The flush on her neck deepens, and she ducks her head, suddenly very interested in the bouquet she's arranging. "Me? Oh, no. I'm... I'm not really the type guys circle around."

She's wrong. So completely, utterly wrong that it takes every ounce of self-control I have not to tell her exactly how wrong she is. Not to explain that I'll be circling her for the rest of my life, that I'm already planning ways to make her mine.

"Their loss," I say instead, and her head snaps up, eyes wide with surprise.

I can hear her heartbeat, can smell the spike of arousal that makes my own pulse race. She feels it too, this pull between us, even if she doesn't understand what it means.

The bell above the door chimes, and a woman with a toddler on her hip bustles in, breaking the spell.

"Christine! Thank God you're here. I need flowers for my mother-in-law's birthday, and I have no idea what to get her. She hates everything."

Christine tears her gaze away from mine, and I immediately miss the connection. "Of course, Mrs. Williams. Let me show you some options."

I should leave. I should go back to my empty house and start unpacking, try to build some kind of normal life that doesn't revolve around the woman across the street.
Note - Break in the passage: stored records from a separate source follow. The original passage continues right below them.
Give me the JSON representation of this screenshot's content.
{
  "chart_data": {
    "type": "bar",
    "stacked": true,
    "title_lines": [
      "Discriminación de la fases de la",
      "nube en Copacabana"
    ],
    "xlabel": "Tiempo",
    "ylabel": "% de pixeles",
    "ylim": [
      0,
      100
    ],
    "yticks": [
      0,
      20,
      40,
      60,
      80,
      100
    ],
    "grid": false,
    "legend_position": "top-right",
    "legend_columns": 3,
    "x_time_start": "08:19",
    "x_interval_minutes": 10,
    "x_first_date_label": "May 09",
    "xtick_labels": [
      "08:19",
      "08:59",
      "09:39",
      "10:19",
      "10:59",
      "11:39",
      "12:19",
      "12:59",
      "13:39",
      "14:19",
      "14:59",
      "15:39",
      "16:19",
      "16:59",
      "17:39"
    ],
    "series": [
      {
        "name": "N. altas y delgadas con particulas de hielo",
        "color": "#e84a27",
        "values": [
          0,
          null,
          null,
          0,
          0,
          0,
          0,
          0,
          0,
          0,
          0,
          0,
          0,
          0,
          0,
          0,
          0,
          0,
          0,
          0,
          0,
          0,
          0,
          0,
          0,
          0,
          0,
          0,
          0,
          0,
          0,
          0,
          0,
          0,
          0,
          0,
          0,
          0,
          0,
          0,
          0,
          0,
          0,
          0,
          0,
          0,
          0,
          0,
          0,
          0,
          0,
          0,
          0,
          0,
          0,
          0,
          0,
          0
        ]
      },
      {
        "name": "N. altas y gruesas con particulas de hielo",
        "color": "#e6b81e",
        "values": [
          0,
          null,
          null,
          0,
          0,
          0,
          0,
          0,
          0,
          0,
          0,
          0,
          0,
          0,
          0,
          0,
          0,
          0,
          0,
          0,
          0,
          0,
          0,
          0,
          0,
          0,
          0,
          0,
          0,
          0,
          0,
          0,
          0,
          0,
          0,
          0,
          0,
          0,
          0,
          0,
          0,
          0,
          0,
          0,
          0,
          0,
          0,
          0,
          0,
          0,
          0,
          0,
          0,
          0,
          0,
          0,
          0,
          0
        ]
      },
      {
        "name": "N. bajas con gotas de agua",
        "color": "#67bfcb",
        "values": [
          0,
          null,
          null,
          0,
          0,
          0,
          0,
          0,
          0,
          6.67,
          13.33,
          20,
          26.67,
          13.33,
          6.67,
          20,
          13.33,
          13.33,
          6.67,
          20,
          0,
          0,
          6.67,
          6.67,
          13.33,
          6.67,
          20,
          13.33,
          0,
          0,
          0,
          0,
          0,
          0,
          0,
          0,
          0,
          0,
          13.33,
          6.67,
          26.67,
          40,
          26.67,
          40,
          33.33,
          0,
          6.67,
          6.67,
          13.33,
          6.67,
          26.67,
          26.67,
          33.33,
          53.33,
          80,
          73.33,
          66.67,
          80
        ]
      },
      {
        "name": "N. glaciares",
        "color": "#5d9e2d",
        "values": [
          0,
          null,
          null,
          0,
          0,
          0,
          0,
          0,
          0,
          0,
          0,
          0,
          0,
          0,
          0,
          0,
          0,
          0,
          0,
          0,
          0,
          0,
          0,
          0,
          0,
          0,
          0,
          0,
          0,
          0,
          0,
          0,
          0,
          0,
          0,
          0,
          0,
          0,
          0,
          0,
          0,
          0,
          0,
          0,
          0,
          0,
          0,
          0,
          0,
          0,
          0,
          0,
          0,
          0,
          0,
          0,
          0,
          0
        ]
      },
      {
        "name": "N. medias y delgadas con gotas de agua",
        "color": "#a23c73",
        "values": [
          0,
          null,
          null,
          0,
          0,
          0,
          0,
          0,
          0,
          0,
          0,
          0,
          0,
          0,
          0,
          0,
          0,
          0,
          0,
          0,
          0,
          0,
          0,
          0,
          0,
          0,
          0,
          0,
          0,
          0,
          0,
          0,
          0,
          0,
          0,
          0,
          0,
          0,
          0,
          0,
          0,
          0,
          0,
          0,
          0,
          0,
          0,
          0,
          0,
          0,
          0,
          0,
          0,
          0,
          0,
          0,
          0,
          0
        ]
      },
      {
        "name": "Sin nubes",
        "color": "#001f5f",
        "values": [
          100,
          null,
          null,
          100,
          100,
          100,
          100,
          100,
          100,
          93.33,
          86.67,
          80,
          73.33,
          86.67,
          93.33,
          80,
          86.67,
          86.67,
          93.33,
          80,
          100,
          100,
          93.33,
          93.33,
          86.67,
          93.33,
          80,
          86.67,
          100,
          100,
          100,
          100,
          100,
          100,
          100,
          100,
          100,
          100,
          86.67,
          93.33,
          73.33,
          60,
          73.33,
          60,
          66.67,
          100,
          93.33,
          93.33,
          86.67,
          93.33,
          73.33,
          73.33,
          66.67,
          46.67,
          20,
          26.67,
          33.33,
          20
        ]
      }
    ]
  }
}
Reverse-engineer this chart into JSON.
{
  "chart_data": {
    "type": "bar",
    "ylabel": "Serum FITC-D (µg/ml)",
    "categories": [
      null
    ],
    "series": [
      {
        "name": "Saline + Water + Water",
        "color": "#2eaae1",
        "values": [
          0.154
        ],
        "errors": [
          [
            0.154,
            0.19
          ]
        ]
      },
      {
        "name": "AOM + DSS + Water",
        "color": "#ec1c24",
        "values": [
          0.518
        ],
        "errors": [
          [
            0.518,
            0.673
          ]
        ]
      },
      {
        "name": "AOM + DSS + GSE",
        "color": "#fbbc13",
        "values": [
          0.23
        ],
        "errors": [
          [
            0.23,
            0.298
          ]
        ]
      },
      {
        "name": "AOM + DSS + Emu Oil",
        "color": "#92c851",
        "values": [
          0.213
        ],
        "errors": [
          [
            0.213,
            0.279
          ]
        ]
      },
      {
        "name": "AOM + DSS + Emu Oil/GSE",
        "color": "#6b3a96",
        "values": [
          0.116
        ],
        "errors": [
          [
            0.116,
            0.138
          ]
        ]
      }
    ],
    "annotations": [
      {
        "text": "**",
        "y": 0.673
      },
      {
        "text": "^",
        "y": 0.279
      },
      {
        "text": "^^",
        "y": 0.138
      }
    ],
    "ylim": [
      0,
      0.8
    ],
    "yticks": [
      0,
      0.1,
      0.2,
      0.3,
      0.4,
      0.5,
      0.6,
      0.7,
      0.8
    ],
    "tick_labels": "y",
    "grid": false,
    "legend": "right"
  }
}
But I can't make myself move. Instead, I watch her work, mesmerized by the way her hands move among the flowers, the gentle way she speaks to the fussy toddler, the patience she shows with the indecisive customer.

She's everything I never knew I wanted. Everything I definitely don't deserve.

But she's mine anyway.

The bear has decided, and when a bear decides something, that's the end of the discussion. I just have to figure out how to make her understand that she belongs to me without scaring her away.

Or worse, without losing control and showing her exactly what I really am.

Mrs. Williams finally settles on an arrangement of cheerful yellow roses, and Christine rings her up with a smile that makes my chest tight. After they leave, she turns back to me with an apologetic expression.

"Sorry about that. Where were we?"

"You were telling me about small-town drama," I say, though honestly, I don't care about anything except the way her lips curve when she smiles.

"Right." She tucks a strand of hair behind her ear, and I want to be the one doing that, want to feel the silk of it between my fingers. "Well, anyway, like I said, it's pretty quiet around here. Perfect for someone looking for peace and quiet."

"What makes you think that's what I'm looking for?"

She looks at my face with those incredible blue eyes, and I have the unsettling feeling that she sees more than I'm comfortable with. "Just a guess. You have that look about you. Like you've seen enough excitement for one lifetime."

She's not wrong. I have seen enough excitement, enough violence, enough of the worst humanity has to offer. But looking at her, surrounded by flowers and light and everything good in the world, I think maybe I'm ready for a different kind of excitement.

The kind that involves making her mine.